Le postulat de départ, malgré son originalité à l’époque, trouve son efficacité dans une simplicité totalement épurée et une approche directe des tenants et des aboutissants : à la suite d’une course poursuite en voiture dont elle était passive et déjà victime, Mary Henry, et avec elle quelques-unes de ses amies, est victime d’un accident dont elle sera l’unique survivante. C’est une Mary somnambule et fantomale que l’on va alors suivre, et le retour à sa vie d’organiste dans un monde désormais hanté par les apparitions blafardes d’un homme qui ne lui laissera aucun répit. Naissant au détour d’un reflet ou d’un corridor ; ni violent, ni menaçant, mais tout simplement présent. Seul un parc d’attractions déserté, vers lequel se trouve étrangement attirée Mary, réussira alors à l’apaiser. Alors que, couvert par les notes froides et terrifiantes d’un orgue mortuaire, Carnival of souls lèvera le voile sur sa vraie nature.

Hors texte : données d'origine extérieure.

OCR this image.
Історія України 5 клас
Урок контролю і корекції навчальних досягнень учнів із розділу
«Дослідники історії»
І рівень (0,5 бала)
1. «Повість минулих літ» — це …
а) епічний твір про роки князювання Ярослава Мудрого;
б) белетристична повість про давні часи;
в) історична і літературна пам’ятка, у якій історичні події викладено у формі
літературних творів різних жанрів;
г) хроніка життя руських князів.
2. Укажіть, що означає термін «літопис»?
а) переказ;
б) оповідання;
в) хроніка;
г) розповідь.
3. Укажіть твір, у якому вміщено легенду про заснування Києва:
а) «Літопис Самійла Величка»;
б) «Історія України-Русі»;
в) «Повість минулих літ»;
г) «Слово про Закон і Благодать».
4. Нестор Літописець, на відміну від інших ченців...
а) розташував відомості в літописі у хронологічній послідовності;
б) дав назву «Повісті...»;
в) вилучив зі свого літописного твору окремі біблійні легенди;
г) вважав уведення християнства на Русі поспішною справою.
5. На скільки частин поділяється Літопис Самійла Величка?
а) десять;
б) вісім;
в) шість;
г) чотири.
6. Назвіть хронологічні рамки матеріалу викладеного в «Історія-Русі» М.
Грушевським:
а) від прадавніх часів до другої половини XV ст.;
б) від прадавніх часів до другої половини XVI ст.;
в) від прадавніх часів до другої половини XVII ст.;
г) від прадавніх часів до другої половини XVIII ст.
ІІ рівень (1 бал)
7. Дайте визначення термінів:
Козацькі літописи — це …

Poupée blonde désarticulée, jeune femme faite marionnette, Mary Henry est perdue. Tantôt fuyant le monde et le visage de cet homme à l’omniscience hideuse, tantôt à la recherche d’un regard à croiser à travers lequel elle pourrait exister. Car si l’histoire de cette héroïne est simple à envisager dans son ensemble, il reste pourtant dans les yeux pétris de terreur de Mary, une profondeur troublante qui fait toute la puissance de Carnival of souls. A travers le jeu très juste de Candace Hilligoss, tantôt apathique, tantôt hystérique, c’est le portrait d’une jeune femme ne trouvant pas sa place dans la société que nous dépeint Herk Harvey. N’acceptant ni le regard des hommes et la sexualité qui en découle, ni la transformation de la société américaine tendant au consumérisme, Mary, l’organiste rurale, n’appartient  à aucun  groupe. Elle est, et restera, comme elle l’était déjà d’une certaine manière, dans la voiture conduisant à l’accident, seule.

       

La recherche du réel et de l’irréel dans ce monde désormais hanté, se couple donc avec une portée sociale très intéressante car assez nouvelle pour le genre en 1962 (La nuit des morts vivants de Romero continuera dans cette voie l’année suivante). Et c’est avec audace que Herk Harvey mettra en scène cette quête existentielle, véritable voyage initiatique à la destination incertaine. Usant d’ellipses, travaillant le son pour isoler son héroïne, accélérant sa bobine pour une scène de bal digne des danses macabres du XIV et XVème siècle, donnant au tournage en studio un intérêt pictural fort… La réussite de Carnival of souls est totale. Un bijou sombre et envoûtant  sur lequel le temps ne semble avoir aucune emprise. La quête de Mary et ses figures macabres parlant toujours aux plus sombres recoins de nous-mêmes et nous laissant, une fois arrivée à son terme, à nos songes et à nos angoisses. Découvrir ce film aujourd’hui, c’est également découvrir un pur chef-d’oeuvre de l’avant-garde fantastique des années 1960 ; là où le genre prend forme de métaphore. Là où ce que l’on voit n’est plus ce qui est et où le spectateur, tout comme Mary, devient le jouet du cinéaste. Certains réalisateurs n’en sont toujours pas revenus.